Individual-based estimates are very sensitive to the design of choice sets which concerns namely orthogonality and balance of the sets. The number of freedoms of the estimated system should always be higher than the number of estimated parameters. The hierarchical Bayes or other methods that bank on aggregate sample properties and allow estimation of a higher number of individual parameters than the number of degrees of freedom per individual, cannot correct the design deficiency. Especially the bias of estimates may be unpredictable.

A frequent problem encountered in DCM is varying and often unchecked (or even inestimable) the precision of estimates. The levels of items that have been selected least, e.g. those least attractive in CBC - Choice-Based Conjoint, have the lowest precision for a simple reason - little data is available. Fortunately, this does not introduce a big problem in a simulation. Such a product will have only a small share. However, the simulation may be useless when a low part-worth level is combined with a high part-worth level. The problem lies directly in the conjoint additive kernel. Due to the error propagation, a sum of part-worths has always lower precision than any part-worth alone. When a low part-worth is "overcome" by a high one the computed item utility may be completely wrong.

An unduly attractive item has always an unwanted effect. When such an item is present in a choice task the information is lost for all items in the given choice set. Inappropriately attractive items or the combinations of levels making them so have always a strongly detrimental effect on the estimates and should be strictly avoided.
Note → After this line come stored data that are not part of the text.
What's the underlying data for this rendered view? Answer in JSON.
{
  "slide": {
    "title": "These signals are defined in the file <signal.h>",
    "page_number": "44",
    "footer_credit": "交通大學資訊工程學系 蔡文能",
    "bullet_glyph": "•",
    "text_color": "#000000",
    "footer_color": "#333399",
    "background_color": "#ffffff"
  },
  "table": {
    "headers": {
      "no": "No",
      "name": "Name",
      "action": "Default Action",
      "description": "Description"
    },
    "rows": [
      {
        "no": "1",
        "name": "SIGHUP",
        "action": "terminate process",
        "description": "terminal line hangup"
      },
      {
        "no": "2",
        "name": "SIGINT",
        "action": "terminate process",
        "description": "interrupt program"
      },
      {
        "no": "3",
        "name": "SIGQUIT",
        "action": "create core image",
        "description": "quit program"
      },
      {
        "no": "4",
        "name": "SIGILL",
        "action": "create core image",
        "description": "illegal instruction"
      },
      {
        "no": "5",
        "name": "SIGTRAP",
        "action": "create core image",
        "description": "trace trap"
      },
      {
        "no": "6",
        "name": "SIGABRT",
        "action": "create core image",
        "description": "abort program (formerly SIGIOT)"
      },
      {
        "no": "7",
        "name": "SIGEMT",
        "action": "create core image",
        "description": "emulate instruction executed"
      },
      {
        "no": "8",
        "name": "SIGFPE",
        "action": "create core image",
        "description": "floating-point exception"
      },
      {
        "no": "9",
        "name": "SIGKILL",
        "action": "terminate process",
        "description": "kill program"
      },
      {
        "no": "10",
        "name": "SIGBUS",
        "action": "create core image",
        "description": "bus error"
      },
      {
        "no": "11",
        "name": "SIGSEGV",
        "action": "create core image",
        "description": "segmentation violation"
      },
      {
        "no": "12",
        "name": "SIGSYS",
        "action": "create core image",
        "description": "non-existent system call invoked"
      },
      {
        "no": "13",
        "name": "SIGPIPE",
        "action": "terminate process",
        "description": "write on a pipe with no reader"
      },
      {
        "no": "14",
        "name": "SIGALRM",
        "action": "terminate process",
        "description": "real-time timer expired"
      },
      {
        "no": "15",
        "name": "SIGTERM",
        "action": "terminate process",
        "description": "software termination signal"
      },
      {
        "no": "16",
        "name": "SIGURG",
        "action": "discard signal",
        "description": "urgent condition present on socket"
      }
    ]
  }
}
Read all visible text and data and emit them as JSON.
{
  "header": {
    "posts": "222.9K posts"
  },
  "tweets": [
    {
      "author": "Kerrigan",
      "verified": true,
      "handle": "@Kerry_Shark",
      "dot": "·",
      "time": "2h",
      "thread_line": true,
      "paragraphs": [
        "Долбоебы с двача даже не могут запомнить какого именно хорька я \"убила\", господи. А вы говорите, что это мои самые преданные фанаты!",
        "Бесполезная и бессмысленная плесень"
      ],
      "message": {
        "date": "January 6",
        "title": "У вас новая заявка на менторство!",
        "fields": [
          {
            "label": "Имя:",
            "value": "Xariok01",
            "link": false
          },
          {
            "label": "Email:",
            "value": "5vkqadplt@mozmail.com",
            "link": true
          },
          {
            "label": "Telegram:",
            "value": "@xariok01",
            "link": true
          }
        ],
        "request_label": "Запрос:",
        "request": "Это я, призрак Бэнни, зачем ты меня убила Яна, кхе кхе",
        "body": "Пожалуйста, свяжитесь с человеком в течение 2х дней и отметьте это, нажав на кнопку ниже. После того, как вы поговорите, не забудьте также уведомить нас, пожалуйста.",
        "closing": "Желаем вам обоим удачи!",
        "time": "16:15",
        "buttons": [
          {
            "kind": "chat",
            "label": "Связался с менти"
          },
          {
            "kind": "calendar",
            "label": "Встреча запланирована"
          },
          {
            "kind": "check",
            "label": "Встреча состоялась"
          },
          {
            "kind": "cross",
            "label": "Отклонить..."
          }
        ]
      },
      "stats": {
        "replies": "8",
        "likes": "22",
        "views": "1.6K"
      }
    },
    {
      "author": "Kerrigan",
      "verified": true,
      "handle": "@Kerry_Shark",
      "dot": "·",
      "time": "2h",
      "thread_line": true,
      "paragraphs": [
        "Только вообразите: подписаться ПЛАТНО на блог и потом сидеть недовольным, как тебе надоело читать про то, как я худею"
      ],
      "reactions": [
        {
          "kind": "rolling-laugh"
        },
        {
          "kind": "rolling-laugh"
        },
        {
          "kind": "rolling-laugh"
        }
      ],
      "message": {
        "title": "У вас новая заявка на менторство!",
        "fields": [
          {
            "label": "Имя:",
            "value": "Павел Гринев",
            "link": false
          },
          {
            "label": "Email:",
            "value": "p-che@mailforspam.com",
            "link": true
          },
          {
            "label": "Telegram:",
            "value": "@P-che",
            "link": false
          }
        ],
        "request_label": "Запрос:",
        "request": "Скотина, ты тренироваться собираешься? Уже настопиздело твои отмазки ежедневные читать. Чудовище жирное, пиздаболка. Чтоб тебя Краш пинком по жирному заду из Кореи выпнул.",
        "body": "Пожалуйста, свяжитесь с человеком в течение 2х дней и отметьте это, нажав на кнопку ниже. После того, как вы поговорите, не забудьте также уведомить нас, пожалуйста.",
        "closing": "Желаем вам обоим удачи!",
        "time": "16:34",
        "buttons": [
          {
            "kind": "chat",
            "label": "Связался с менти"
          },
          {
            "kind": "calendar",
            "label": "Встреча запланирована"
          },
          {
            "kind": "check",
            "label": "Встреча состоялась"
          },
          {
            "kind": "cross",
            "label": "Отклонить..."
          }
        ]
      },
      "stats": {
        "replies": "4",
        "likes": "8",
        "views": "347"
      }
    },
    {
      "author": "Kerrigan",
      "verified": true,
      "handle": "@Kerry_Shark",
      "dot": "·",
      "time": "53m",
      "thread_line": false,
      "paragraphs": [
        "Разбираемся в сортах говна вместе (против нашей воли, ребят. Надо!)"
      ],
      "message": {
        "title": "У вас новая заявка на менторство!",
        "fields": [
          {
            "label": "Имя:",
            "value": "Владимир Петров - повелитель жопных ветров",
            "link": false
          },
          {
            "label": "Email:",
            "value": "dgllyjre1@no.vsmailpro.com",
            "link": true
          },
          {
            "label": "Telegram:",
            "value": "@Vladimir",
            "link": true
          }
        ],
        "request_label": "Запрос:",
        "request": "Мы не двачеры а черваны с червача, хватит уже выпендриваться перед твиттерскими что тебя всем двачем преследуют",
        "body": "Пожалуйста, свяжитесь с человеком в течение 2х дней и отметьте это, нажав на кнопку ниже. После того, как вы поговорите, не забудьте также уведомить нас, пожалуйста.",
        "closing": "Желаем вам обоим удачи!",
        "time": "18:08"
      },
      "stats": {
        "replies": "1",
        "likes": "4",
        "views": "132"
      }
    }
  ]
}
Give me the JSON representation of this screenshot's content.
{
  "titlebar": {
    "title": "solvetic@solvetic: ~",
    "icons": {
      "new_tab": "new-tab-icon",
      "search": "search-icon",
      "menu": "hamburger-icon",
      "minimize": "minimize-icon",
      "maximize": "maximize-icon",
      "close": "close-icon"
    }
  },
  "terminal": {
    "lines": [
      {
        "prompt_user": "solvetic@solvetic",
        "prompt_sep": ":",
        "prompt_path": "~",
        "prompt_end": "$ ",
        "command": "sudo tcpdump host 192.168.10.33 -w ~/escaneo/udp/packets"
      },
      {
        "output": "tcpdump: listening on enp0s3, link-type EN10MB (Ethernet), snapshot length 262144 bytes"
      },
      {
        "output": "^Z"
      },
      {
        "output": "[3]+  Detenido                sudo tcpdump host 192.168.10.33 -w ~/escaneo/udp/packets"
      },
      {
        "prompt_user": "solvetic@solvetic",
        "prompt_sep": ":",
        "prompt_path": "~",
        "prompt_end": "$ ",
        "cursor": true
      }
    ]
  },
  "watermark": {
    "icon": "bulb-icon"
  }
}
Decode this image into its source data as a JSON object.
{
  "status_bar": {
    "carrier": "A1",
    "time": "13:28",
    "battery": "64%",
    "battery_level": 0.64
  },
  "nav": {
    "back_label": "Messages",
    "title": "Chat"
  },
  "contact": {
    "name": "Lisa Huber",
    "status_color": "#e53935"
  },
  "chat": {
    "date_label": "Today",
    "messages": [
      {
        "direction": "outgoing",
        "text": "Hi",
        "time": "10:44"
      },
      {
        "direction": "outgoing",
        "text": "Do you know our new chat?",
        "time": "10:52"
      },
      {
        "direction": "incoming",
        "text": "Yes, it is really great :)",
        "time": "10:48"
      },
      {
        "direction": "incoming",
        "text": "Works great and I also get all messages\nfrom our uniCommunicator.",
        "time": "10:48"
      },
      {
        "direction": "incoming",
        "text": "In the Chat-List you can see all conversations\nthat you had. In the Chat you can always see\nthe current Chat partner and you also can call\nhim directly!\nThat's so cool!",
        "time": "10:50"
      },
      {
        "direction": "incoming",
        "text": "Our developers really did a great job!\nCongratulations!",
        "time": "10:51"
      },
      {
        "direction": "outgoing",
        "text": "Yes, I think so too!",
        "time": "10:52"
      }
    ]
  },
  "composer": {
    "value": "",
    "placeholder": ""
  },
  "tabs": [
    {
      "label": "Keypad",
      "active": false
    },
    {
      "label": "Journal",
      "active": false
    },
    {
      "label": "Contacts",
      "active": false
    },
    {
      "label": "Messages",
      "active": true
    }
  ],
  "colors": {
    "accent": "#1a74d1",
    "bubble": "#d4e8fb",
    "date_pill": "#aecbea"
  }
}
The selection and format of items for a concept test or a MaxDiff study are fully in hands of the project designer. In a conjoint study, the problems can be efficiently tackled using a design based on product classes. Use of prohibited combinations of attribute levels should be avoided whenever and wherever possible. 

Deployment of robust design and estimation methods in conjoint studies is important. Commercially available programs (e.g. from Sawtooth Software, Inc.) have parametric options that help to keep tight reins on the design and computation processes.